The court dismissed the appeal and ordered that the EMA had interpreted the orphan legislation correctly.9 When asked for comment, a company spokesperson told us that Novartis “never sought or intended” to acquire overlapping market exclusivities between imatinib and nilotinib. The company said that it voluntarily “granted consent” on multiple generic competitors of imatinib between 2016 and 2018, after compound patent protection of imatinib had expired.
Struggle for reform
The EMA was asked to comment on our findings but stated that “it would not be appropriate to comment on the [European] Commission study before it is published.”
Behind closed doors the EMA seems unhappy with the results of the orphan legislation. During an EMA management board meeting in 2017, Bruno Sepodes, then chair of the orphan committee, acknowledged that access to orphan medicines was often challenging and emphasised the need “to fully exploit the legal possibilities . . . to reduce protection periods for orphan medicines that do not meet the criteria over time.”10
Whether the EMA can effectively battle the misuse without the legislation itself being altered remains to be seen. In 2015, the EMA refused to validate an application for idursulfase-IT, an orphan medicine for the treatment of Hunter syndrome. Though the applicant, Shire (which was recently acquired by Japanese drug maker Takeda) promised that this product would provide a “significant benefit” over existing treatments, the EMA argued that it contained the same active substance as another old orphan medicine, idursulfase (Elaprase). The only notable difference was the method of administration—the newer version is delivered intrathecally, the original intravenously. The older product acquired market exclusivity in 2007 and, according to the Investigative Desk’s data, made €4.2bn during its lifecycle.
Shire took the matter to the European General Court, which annulled the EMA decision in 2018.11 Idursulfase-IT is expected to be authorised in the EU this year or next year. Until this day, no biosimilar of the original idursulfase has entered the European market.

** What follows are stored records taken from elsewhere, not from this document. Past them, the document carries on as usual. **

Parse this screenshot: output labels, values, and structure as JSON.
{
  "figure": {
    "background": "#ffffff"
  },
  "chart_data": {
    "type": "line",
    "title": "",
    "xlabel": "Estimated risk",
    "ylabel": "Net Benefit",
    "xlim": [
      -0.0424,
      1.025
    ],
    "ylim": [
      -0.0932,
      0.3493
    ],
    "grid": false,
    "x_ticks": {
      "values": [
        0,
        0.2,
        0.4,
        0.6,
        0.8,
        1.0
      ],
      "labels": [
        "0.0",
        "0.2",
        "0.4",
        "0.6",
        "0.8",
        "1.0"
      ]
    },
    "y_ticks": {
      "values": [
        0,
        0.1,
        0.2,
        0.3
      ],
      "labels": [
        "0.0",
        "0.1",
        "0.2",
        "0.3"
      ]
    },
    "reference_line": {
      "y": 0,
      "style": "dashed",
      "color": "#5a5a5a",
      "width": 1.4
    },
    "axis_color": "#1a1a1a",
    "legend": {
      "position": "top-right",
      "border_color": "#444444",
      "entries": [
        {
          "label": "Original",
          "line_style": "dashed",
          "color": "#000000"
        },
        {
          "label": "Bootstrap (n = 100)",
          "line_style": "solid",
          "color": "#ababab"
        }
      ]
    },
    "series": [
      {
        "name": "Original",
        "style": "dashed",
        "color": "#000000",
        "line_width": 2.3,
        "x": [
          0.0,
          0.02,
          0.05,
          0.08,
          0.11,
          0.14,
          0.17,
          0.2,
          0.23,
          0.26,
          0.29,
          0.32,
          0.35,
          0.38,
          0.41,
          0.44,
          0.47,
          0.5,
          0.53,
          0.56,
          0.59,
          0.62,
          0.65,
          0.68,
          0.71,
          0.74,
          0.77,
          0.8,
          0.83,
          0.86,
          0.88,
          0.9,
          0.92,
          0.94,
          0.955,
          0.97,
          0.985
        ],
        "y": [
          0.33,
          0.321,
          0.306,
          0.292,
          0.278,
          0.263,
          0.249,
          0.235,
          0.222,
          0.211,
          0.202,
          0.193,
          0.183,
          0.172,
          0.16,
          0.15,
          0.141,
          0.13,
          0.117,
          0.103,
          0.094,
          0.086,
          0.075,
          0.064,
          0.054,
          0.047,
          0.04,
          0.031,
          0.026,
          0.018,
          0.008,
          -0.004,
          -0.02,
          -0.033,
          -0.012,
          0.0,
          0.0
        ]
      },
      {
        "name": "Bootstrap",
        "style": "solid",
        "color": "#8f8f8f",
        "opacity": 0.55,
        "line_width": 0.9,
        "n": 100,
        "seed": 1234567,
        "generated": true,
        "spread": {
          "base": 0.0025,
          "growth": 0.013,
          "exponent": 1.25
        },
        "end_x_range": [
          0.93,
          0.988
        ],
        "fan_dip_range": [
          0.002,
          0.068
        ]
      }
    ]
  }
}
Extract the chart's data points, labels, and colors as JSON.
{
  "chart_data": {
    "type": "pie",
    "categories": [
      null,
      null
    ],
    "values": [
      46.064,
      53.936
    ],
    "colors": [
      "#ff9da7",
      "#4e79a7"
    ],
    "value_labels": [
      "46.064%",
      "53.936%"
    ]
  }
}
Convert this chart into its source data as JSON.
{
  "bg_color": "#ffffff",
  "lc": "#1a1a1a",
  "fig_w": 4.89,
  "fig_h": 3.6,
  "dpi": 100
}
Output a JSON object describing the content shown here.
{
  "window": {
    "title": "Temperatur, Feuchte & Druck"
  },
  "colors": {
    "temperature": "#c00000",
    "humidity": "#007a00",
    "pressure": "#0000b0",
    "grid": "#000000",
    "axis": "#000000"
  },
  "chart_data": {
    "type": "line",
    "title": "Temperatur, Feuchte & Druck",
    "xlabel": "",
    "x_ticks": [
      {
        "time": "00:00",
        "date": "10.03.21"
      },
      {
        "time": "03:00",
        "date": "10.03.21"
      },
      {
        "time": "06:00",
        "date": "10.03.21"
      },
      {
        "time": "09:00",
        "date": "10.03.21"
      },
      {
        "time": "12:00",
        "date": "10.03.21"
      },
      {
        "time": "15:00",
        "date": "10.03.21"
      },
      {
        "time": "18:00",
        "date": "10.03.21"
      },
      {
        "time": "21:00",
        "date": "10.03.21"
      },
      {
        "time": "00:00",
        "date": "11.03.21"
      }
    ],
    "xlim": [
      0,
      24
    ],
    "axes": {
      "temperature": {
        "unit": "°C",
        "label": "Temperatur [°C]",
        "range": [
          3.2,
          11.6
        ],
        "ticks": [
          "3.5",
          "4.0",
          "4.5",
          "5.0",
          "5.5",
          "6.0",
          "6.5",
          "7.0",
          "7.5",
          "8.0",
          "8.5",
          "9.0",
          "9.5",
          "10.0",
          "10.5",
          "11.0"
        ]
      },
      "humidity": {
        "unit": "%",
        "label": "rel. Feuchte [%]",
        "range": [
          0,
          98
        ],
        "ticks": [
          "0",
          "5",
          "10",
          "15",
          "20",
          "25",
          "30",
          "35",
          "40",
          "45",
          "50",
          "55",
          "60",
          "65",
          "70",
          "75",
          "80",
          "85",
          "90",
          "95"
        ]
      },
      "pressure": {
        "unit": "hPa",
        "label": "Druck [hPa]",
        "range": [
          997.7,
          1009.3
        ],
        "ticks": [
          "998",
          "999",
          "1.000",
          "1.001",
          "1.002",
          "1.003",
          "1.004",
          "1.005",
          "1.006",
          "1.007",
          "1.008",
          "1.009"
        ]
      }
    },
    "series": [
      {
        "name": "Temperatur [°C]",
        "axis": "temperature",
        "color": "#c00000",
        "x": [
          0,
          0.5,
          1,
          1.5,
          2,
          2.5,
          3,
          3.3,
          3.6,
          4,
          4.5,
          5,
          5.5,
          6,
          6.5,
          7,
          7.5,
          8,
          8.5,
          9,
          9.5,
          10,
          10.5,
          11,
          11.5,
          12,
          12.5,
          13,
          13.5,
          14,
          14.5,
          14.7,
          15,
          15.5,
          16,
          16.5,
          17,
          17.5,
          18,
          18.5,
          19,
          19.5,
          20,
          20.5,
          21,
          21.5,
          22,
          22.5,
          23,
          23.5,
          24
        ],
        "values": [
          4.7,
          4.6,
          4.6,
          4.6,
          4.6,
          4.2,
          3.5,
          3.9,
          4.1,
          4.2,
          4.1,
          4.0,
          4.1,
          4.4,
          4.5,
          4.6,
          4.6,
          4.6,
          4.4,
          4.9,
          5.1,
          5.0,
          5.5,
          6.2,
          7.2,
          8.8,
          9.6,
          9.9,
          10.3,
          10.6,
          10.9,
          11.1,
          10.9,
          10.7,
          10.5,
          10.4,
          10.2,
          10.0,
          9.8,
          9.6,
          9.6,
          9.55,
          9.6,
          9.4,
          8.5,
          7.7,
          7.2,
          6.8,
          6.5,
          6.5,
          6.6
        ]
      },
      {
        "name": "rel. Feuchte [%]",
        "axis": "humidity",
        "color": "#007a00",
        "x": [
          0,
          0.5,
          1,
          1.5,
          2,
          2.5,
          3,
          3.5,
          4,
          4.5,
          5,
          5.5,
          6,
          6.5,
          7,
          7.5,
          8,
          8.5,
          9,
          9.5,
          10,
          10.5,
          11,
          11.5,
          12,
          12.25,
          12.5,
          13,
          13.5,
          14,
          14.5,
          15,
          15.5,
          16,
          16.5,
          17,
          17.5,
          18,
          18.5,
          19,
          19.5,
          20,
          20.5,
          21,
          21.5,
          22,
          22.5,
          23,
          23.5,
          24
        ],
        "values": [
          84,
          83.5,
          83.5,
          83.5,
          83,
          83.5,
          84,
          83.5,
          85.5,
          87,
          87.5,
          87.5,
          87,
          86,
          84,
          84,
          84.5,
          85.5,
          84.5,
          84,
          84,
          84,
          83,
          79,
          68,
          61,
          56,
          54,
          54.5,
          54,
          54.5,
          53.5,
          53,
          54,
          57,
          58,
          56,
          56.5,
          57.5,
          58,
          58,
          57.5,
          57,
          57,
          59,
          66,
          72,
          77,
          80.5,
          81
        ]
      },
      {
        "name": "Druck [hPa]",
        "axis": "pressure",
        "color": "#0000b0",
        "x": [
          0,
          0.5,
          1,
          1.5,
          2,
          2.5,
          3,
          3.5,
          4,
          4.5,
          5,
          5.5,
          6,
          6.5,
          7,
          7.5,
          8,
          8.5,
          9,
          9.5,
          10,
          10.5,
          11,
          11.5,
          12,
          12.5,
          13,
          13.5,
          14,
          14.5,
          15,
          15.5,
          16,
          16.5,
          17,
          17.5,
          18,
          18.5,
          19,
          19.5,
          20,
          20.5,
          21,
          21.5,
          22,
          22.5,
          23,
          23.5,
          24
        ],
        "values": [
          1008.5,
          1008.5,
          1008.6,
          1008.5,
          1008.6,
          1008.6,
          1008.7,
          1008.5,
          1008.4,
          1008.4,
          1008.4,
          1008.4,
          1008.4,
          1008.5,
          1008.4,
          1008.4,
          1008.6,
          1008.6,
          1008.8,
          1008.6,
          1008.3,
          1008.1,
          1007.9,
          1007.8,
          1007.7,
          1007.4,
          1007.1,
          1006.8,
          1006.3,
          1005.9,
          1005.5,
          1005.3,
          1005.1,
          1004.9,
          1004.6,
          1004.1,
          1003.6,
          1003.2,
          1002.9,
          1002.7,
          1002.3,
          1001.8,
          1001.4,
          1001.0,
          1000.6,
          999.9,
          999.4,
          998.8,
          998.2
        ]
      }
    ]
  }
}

Competing interests: We have read and understood BMJ policy on declaration of interests and declare the following: LH declares: I am a freelance journalist, but my main client is the pharmaceuticals desk team of The Investigative Desk, a non-profit organisation for investigative journalism. The Investigative Desk is a foundation. Our work is currently financed by the Dutch Journalism Fund (in turn funded by the Dutch government), the Open Society Initiative for Europe (part of Open Society Foundations), the Dutch Cancer Society, the Dutch Fund for In-depth Journalism, EU Journalism Fund, Bath University, and fees for sold articles in different media outlets. In 2019, I spoke at an in-service training by and for hospital pharmacists about high priced medicines, reimbursement, and industry strategies to fend off competition from generic or biosimilar companies. I received €350 for this service, paid for by Farma Actueel, a small magazine for pharmacists. In 2019, I was invited to talk at Pfizer Netherlands Medical Day about how an investigative journalist looks at the pharmaceutical industry and to debate on statements about the industry. I could say what I wanted, and I denied payment for this day, but Pfizer compensated me for my travelling expenses (€18.90). At the end of the day, I received a bottle of wine and a cheese. DM: I am a freelance journalist, working for The Investigative Desk and for the Dutch commercial radio station BNR Nieuwsradio. My husband (FJ Borm) is employed as a thoracic oncologist at Leiden University Medical Hospital and is currently a PhD student at NKI-AVL (Netherlands Cancer Institute). His research project is partly funded by Merck Sharp & Dohme and Bristol-Myers Squibb.